Lutter contre la barbarie nazie par l’écrit anonyme… Résister aux assauts de l’horreur hitlérienne et encourager ses concitoyens à faire de même par la seule et misérable action d’un morceau de carton manuscrit… Le désespoir donne parfois naissance à des actes à la fois magnifiques et vains. C’est l’histoire d’Elise et d’Otto Hampel, un couple de la classe ouvrière berlinoise parti en guerre pour la défense de la liberté. Quel qu’en soit le prix. De 1940 à 1942, ce couple se dressa contre le régime autoritaire et meurtrier du IIIe Reich en rédigeant plus de deux cent trente cartes anonymes, qu’Otto déposait dans des cages d’escalier d’immeubles de Berlin.

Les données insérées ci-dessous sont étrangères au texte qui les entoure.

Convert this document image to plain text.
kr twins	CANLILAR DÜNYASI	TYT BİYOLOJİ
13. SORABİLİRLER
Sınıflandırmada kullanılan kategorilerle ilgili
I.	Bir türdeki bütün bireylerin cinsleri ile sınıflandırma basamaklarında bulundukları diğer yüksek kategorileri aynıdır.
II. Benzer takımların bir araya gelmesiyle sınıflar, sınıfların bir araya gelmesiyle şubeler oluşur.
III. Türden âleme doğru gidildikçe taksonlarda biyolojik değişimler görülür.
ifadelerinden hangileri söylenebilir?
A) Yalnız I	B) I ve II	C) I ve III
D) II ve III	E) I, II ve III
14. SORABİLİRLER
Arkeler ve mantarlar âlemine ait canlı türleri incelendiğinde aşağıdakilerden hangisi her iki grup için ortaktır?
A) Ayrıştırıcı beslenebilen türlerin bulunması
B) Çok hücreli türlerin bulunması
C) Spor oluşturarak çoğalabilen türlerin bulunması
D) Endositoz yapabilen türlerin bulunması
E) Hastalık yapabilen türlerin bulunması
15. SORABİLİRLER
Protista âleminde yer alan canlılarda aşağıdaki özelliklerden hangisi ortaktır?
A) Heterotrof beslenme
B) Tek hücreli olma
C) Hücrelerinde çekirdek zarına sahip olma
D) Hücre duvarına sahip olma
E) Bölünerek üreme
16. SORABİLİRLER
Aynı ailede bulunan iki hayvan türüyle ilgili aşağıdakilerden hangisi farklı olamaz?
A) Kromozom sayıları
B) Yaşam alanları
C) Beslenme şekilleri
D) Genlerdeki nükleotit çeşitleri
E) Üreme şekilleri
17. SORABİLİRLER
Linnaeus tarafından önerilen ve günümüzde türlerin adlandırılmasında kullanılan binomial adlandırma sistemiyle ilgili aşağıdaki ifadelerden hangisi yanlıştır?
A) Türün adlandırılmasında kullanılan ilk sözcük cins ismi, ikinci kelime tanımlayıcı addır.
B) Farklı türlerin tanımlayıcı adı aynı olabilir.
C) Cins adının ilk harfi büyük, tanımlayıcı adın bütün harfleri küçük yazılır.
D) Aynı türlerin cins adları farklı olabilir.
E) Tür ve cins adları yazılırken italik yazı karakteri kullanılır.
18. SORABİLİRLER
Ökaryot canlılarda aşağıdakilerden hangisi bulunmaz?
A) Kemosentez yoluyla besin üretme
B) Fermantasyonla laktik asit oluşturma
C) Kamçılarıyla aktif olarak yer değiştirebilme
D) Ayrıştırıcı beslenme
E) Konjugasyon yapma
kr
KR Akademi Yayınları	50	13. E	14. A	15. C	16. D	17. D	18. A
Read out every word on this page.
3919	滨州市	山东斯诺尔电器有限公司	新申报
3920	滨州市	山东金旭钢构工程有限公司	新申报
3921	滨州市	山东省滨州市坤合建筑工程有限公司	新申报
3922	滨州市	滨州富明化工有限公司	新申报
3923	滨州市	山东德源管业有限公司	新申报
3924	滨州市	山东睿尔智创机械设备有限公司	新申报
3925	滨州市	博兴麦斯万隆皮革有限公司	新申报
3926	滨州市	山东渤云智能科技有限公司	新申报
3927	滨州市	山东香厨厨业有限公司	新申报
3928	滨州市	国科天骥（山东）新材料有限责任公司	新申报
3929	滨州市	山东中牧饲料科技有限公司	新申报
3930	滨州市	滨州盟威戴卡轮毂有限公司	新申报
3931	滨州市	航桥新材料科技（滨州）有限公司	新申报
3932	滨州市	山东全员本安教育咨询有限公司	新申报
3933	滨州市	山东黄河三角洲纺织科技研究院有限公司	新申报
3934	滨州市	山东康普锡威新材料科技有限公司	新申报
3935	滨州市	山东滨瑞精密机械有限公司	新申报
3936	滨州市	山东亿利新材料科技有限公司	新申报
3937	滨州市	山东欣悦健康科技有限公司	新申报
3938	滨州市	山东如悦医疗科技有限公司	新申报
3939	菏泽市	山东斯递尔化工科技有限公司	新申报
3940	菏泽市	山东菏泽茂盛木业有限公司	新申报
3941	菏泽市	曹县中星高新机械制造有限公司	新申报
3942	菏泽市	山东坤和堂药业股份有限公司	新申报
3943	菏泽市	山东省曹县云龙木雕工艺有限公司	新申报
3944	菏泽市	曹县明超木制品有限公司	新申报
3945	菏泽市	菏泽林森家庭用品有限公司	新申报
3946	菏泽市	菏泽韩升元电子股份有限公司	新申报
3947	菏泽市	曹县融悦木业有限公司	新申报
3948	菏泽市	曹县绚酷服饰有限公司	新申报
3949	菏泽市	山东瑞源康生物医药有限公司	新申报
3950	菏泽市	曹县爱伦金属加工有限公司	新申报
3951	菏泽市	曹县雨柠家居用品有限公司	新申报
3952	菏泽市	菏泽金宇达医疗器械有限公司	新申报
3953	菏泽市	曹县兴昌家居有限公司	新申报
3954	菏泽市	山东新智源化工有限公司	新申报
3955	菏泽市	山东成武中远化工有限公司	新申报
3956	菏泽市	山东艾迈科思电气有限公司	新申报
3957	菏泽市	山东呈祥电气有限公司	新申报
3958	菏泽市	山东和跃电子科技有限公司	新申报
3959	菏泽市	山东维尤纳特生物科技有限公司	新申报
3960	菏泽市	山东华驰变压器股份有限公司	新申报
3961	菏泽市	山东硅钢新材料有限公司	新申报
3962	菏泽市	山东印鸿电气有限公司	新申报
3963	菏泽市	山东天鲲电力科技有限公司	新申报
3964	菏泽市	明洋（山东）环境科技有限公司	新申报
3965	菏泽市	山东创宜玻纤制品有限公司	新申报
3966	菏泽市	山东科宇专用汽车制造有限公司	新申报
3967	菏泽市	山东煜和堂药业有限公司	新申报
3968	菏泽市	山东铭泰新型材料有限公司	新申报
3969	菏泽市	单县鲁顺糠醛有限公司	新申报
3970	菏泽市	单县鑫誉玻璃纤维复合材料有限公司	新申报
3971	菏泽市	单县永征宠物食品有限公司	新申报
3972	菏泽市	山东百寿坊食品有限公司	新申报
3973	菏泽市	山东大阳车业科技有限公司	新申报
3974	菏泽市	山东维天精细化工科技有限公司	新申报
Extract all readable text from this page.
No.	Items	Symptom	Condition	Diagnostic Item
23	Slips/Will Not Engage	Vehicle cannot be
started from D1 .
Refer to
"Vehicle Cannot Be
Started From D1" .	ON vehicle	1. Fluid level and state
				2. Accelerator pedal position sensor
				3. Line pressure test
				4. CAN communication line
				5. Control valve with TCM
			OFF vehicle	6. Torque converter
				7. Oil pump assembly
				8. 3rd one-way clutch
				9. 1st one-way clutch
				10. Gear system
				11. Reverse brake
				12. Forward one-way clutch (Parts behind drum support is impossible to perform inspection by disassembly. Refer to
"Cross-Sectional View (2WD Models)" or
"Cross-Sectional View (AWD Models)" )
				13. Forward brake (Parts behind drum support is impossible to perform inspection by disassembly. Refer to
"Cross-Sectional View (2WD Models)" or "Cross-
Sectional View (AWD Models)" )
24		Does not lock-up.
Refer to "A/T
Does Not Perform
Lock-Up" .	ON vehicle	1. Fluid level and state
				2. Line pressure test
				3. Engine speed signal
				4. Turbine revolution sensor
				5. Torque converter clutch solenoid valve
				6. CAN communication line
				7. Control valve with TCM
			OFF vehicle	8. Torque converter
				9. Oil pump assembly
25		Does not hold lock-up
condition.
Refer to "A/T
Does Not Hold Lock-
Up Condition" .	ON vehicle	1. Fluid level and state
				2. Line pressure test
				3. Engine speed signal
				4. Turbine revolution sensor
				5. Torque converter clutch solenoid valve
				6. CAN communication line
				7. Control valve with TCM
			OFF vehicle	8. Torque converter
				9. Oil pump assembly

Adversaire acharné du nazisme

Vétéran de la Première Guerre mondiale, Otto Hampel naquit le 21 juin 1897 à Mühlbock — un territoire alors prussien, désormais polonais. Après l’armistice, il se fit engager par une usine de fabrication de câbles de Siemens-Schuckert à Berlin, dans le quartier de Reinickendorf, devenant ajusteur. Dans les années 1930, il rencontra Elise Lemme, de six ans sa cadette. Née le 27 octobre 1903 à Stendal, dans le land de Saxe-Anthal, la jeune femme avait quitté l’école après le primaire pour devenir employée de maison.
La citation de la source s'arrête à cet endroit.